La flecha del tiempo
¿A qué se debe que las fuerzas políticas se comporten hoy -a medio siglo del golpe- como barcos contra la corriente navegando sin cesar hacia el pasado?
¿Qué explica que a 50 años del golpe de Estado la discordia entre los chilenos y chilenas parezca estar viva, y que el viento de los días en vez de disiparla la haya alimentado?
Después de 50 años han pasado muchas cosas. Entre ellas, un proceso de modernización material que cambió la vida cotidiana; una práctica democrática que ha permitido la alternancia entre la izquierda y la derecha; y un muy relevante cambio generacional en las élites políticas. Y, sin embargo, la discrepancia acerca del pasado y lo que significa parece haberse ahondado. ¿A qué se debe que las fuerzas políticas se comporten como barcos contra la corriente navegando sin cesar hacia el pasado?

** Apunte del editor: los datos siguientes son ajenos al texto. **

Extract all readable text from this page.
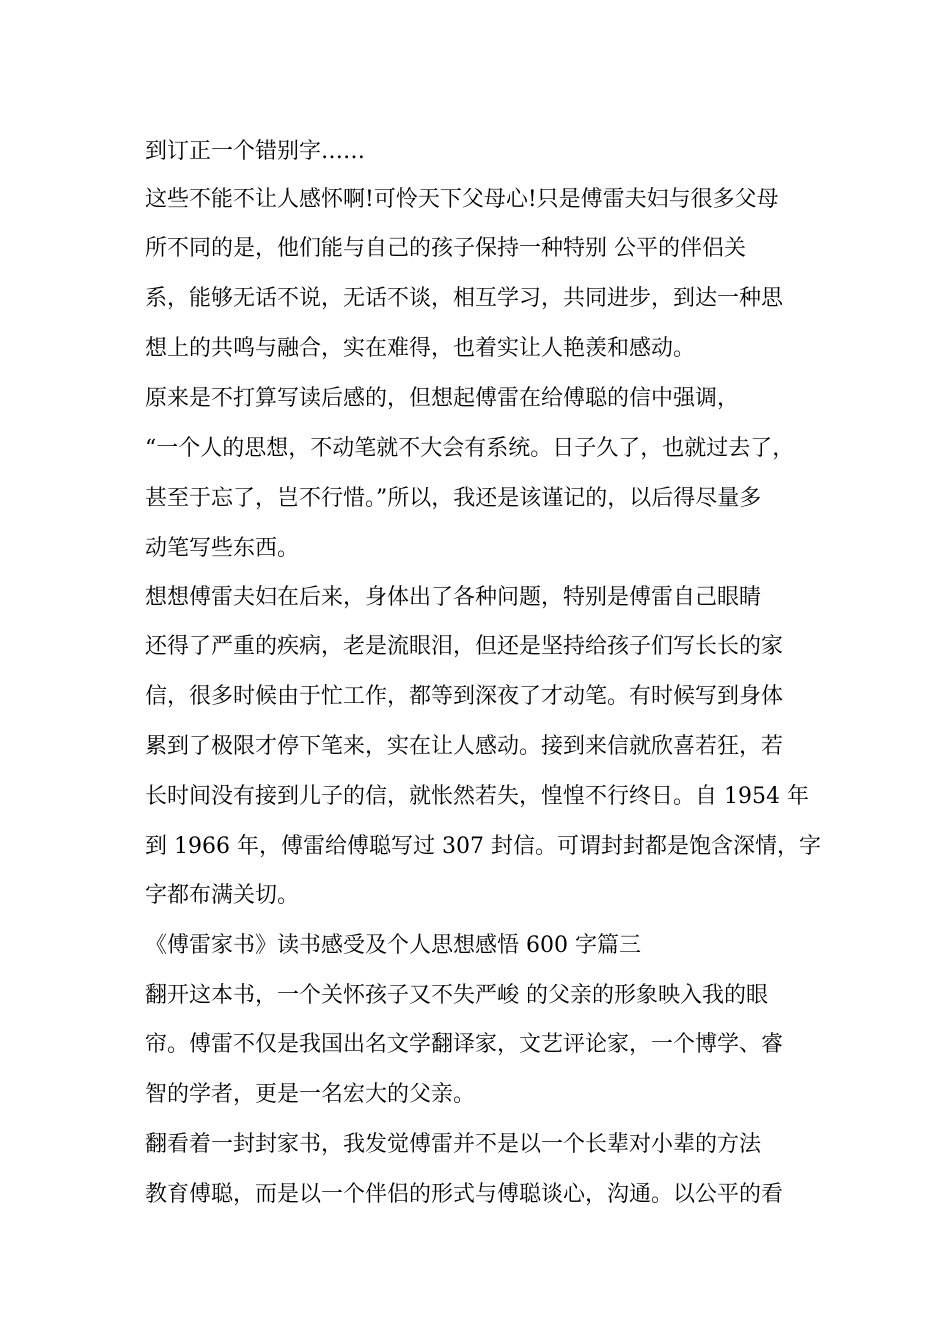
到订正一个错别字……
这些不能不让人感怀啊!可怜天下父母心!只是傅雷夫妇与很多父母
所不同的是，他们能与自己的孩子保持一种特别 公平的伴侣关
系，能够无话不说，无话不谈，相互学习，共同进步，到达一种思
想上的共鸣与融合，实在难得，也着实让人艳羡和感动。
原来是不打算写读后感的，但想起傅雷在给傅聪的信中强调，
“一个人的思想，不动笔就不大会有系统。日子久了，也就过去了，
甚至于忘了，岂不行惜。”所以，我还是该谨记的，以后得尽量多
动笔写些东西。
想想傅雷夫妇在后来，身体出了各种问题，特别是傅雷自己眼睛
还得了严重的疾病，老是流眼泪，但还是坚持给孩子们写长长的家
信，很多时候由于忙工作，都等到深夜了才动笔。有时候写到身体
累到了极限才停下笔来，实在让人感动。接到来信就欣喜若狂，若
长时间没有接到儿子的信，就怅然若失，惶惶不行终日。自 1954 年
到 1966 年，傅雷给傅聪写过 307 封信。可谓封封都是饱含深情，字
字都布满关切。
《傅雷家书》读书感受及个人思想感悟 600 字篇三
翻开这本书，一个关怀孩子又不失严峻 的父亲的形象映入我的眼
帘。傅雷不仅是我国出名文学翻译家，文艺评论家，一个博学、睿
智的学者，更是一名宏大的父亲。
翻看着一封封家书，我发觉傅雷并不是以一个长辈对小辈的方法
教育傅聪，而是以一个伴侣的形式与傅聪谈心，沟通。以公平的看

La respuesta se encuentra en el futuro. El futuro es el que cambia el pasado o lo modifica y por lo mismo si en la cultura política no hay un horizonte compartido, este último se mantiene incólume.
Y ese es el problema en Chile. Como lo muestra el debate constitucional, hasta ahora amenazado de fracaso, el aspecto más básico del futuro que son las reglas de la convivencia no logran concitar acuerdo. Y en esas condiciones, cuando nada se vislumbra por delante, la vista se vuelve atrás.
No es que el pasado divida a los chilenos y que como consecuencia de ello no logren ponerse de acuerdo en un texto constitucional. La verdad es la inversa. No logran construir una memoria en común porque no logran alcanzar un acuerdo acerca del futuro.
El tiempo histórico -la frase es obviamente un pleonasmo- es un tiempo distendido que reúne en un punto, este de ahora, lo ya sido y aquello que se espera ocurra. El pasado es el tiempo distendido hacia atrás, y el futuro ese mismo tiempo distendido hacia adelante. Si este último cambia, entonces se altera el pasado. Por supuesto ello no quiere decir que los hechos antes ocurridos desaparezcan o sean distintos; pero sí que se modifica su significado. Es como si usted observara una flecha lanzada al vacío que, de pronto, cambiara de blanco y modificara su trayectoria. Entonces el acto de dispararla adquiriría retrospectivamente un nuevo sentido. Es lo que dice Borges cuando observa que “cada escritor crea a sus precursores”. La aparición de un genio literario nos hace leer la literatura anterior de una manera distinta como hasta entonces lo hacíamos. Lo mismo ocurre en política y en la historia. Un cambio del futuro modifica el sentido de lo que ocurrió. Por eso San Agustín en las Confesiones observa, con sorpresa, que es capaz de recordar sin ninguna tristeza que alguna vez vivió momentos tristes y de recordar sin temor alguno cuando fue invadido por el miedo. Lanzado al futuro el miedo va quedando atrás; pero no porque lo apague o lo sustituya el entusiasmo, sino porque él adquiere un nuevo significado a la luz del proyecto vital.
En otras palabras, el futuro modifica el pasado.
No es que los hechos que ocurren con posterioridad cambien la facticidad de lo que ocurrió; pero sí son capaces de cambiar su sentido o significado. Por eso puede afirmarse que la política -con mayúscula- es una gestión del tiempo. En el 18 Brumario de Luis Bonaparte Marx sugiere que cuando la política es impotente acaba siempre vistiendo el ropaje de los antiguos, repitiendo sus discursos, sus motivos y sus frases. “Conjuran temerosos en su auxilio -escribe Marx- los espíritus del pasado, toman prestados sus nombres, sus consignas de guerra, su ropaje, para, con este disfraz de vejez venerable y este lenguaje prestado, representar la nueva escena de la historia”. Y eso es más o menos, de lado y lado, lo que está ocurriendo en Chile a medio siglo del golpe. Cada uno reiterando viejos ademanes y recuperando frases ya dichas.
Y ello -vale la pena repetirlo- es el resultado de la imposibilidad de pensar el futuro de lo que el síntoma más obvio es el fracaso del primer proceso constitucional y los múltiples tropiezos del que está ahora en curso.
Ese es el vínculo, hasta ahora infructuoso, que media entre el debate constitucional empedrado de dificultades y discordias, por una parte, y la memoria de los hechos acaecidos hace cincuenta años, por la otra.
Y por eso paradójicamente el problema de Chile no es el pasado, sino el futuro; no la conmemoración de los 50 años del golpe, sino la cuestión constitucional que hasta ahora muestra, de manera flagrante, que los chilenos y chilenas son incapaces de pensar con fluidez un futuro compartido.
Y por eso el pasado está allí incólume, como una flecha cuya trayectoria no se pudiera modificar.